Et si la France était vraiment en train de sortir du piège du Diesel ?

Après tant d’années passées à convaincre de la nocivité du diesel, les député-e-s écologistes se félicitent de voir l’Assemblée nationale voter le principe de la convergence des taxes entre le diesel et l’essence en cinq ans.

Il est temps, en effet, d’en finir avec une situation aberrante : en France, le diesel bénéficie d’un avantage fiscal important sur l’essence, alors même que sa responsabilité sanitaire est avérée. En juin 2012, l’Organisation mondiale de la santé (OMS) a classé comme cancérogènes certains gaz d’échappement des moteurs diesel.

Cette année, cet avantage est de l’ordre de 6,2 milliards d’euros. C’est un avantage funeste qui incite les consommateurs à utiliser le diesel au détriment de la santé publique. De plus, malgré l’avantage fiscal, près de 3 possesseurs de véhicules diesels sur 4 sont financièrement perdants compte tenu du surcoût de leur voiture. Mauvais pour le pouvoir d’achat, dangereux pour la santé : il n’y avait aucune bonne raison de maintenir l’avantage fiscal du diesel.

De nombreuses études et rapports indépendants ont établi que les véhicules diesel sont à l’origine d’une grande part des émissions de particules fines, particulièrement nocives pour la santé, et de plus de la moitié des émissions d’oxydes d’azote. C’est pour masquer cela que la société Volkswagen a dissimulé frauduleusement la réalité de ces rejets. En rappelant que le diesel est fiscalement avantagé par rapport à l’essence, un récent rapport sénatorial préconise un alignement progressif jusqu’en 2020 de la fiscalité de l’essence et du diesel.

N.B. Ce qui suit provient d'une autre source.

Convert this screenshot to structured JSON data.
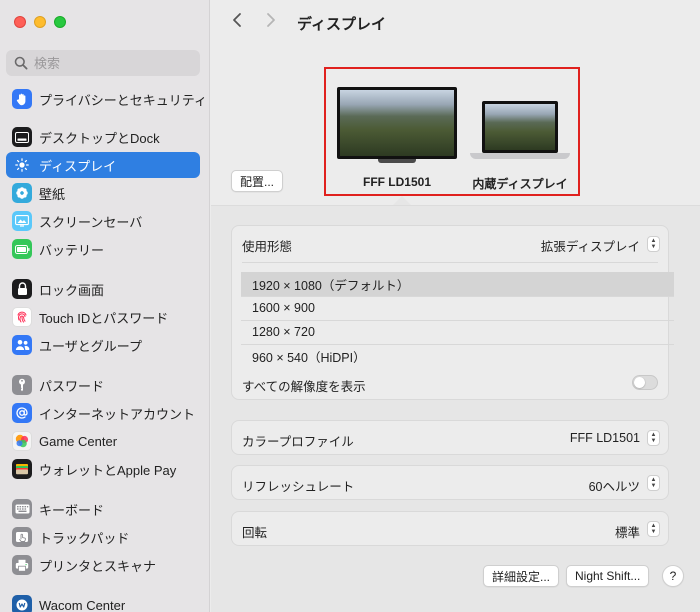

L’assemblée vient d’entamer la concrétisation de la convergence de la fiscalité sur ces deux carburants en agissant sur l’un et sur l’autre : une augmentation de un centime sur le litre de diesel et en parallèle une baisse de un centime sur l’essence.

Cette évolution va occasionner une recette supplémentaire transitoire, que les député-e-s écologistes souhaitent voir affectée à l’accompagnement concret de la transition : aides à la production et à l’achat de véhicules moins polluants et développement des transport publics notamment.